Ce que vous fournissez
- Résultats biologiques au format CSV, HL7 ORU ou FHIR DiagnosticReport
- Liste des analytes inclus et des codes LOINC correspondants
- Période couverte et granularité temporelle requise pour l'analyse
- Besoin de suivi longitudinal (identifiant de cohorte) ou analyse transversale uniquement
Limites & précautions
- Les données génomiques (séquençages, génotypages SNP) présentent un risque de réidentification très élevé — leur anonymisation nécessite des mesures supplémentaires au-delà de la suppression de l'identité et doit faire l'objet d'une AIPD (art. 35 RGPD).
- Les valeurs biologiques très rares ou hors normes peuvent être des quasi-identifiants ; une analyse de k-anonymité est recommandée avant partage.
- Le moteur ne valide pas la qualité analytique des résultats biologiques ni l'exactitude des codes LOINC.
- Les comptes rendus des laboratoires de biologie médicale doivent être conservés dix ans (loi n° 2016-1917) ; les vingt ans de l'article R1112-7 CSP ne s'appliquent que lorsque les résultats intègrent le dossier médical d'un établissement de santé, indépendamment du jeu de données anonymisé exporté pour la recherche.
- Pour référence, le RGPD est applicable en droit français depuis le 25 mai 2018 et prévoit une amende pouvant atteindre 4 % du chiffre d'affaires mondial (art. 83).
- Le SNDS, créé par la loi du 26 janvier 2016, est aujourd'hui hébergé sur le Health Data Hub, opérationnel depuis fin 2019.
- La durée de conservation du dossier médical est fixée à vingt ans par l'article R1112-7 du Code de la santé publique (décret n° 2006-6 du 4 janvier 2006).
FAQ
La conformité à la MR-004 CNIL est-elle suffisante pour réutiliser des résultats biologiques anonymisés ?
La CNIL MR-004 couvre les études n'impliquant pas la personne humaine au sens de la loi Jardé.
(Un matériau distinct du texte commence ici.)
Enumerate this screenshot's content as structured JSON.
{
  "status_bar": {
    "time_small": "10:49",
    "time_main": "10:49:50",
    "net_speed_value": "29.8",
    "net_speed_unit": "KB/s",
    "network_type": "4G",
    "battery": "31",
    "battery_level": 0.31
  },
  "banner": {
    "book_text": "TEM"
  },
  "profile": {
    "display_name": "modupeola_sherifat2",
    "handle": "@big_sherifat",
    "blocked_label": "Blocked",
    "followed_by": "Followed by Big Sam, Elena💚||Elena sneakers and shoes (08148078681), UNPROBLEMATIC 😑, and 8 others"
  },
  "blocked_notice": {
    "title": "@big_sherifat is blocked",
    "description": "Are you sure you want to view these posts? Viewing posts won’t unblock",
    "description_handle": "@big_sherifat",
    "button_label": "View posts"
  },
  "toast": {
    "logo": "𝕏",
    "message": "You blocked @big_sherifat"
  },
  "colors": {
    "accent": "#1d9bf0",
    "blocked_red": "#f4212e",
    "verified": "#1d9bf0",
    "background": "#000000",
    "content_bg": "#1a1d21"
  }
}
Si les résultats biologiques ont été préalablement anonymisés de manière irréversible, ils sortent du champ du RGPD et les obligations de la MR-004 ne s'appliquent plus à leur réutilisation. Toutefois, si un doute subsiste sur l'irréversibilité, la MR-004 ou une autorisation CNIL reste recommandée. La MR-004 s'inscrit dans le cadre de la loi n° 78-17 du 6 janvier 1978.
Les données génomiques bénéficient-elles du même régime que les autres résultats biologiques ?
Non. Les données génétiques constituent une sous-catégorie spécifique de l'article 9 RGPD (données génétiques et données biométriques). Elles présentent un risque intrinsèque de réidentification même après suppression des identifiants directs. Leur traitement à des fins de recherche requiert une base légale spécifique (art. 9(2)(j) + art. 89 RGPD) et une AIPD systématique. Un traitement non conforme à ces exigences expose à une amende pouvant atteindre 4 % du chiffre d'affaires annuel mondial (art. 83 RGPD).
Peut-on coupler des résultats biologiques anonymisés avec d'autres bases de données publiques ?
Le couplage avec des bases publiques (registres de mortalité, données SNDS anonymisées) est envisageable mais doit être évalué au regard du risque de réidentification par croisement. Une analyse de linkage attack doit être menée avant tout couplage, et le projet doit être soumis à un comité d'éthique ou à la CNIL selon sa nature. Le SNDS, créé par la loi de modernisation du système de santé du 26 janvier 2016, est le principal registre national concerné par ce type de couplage.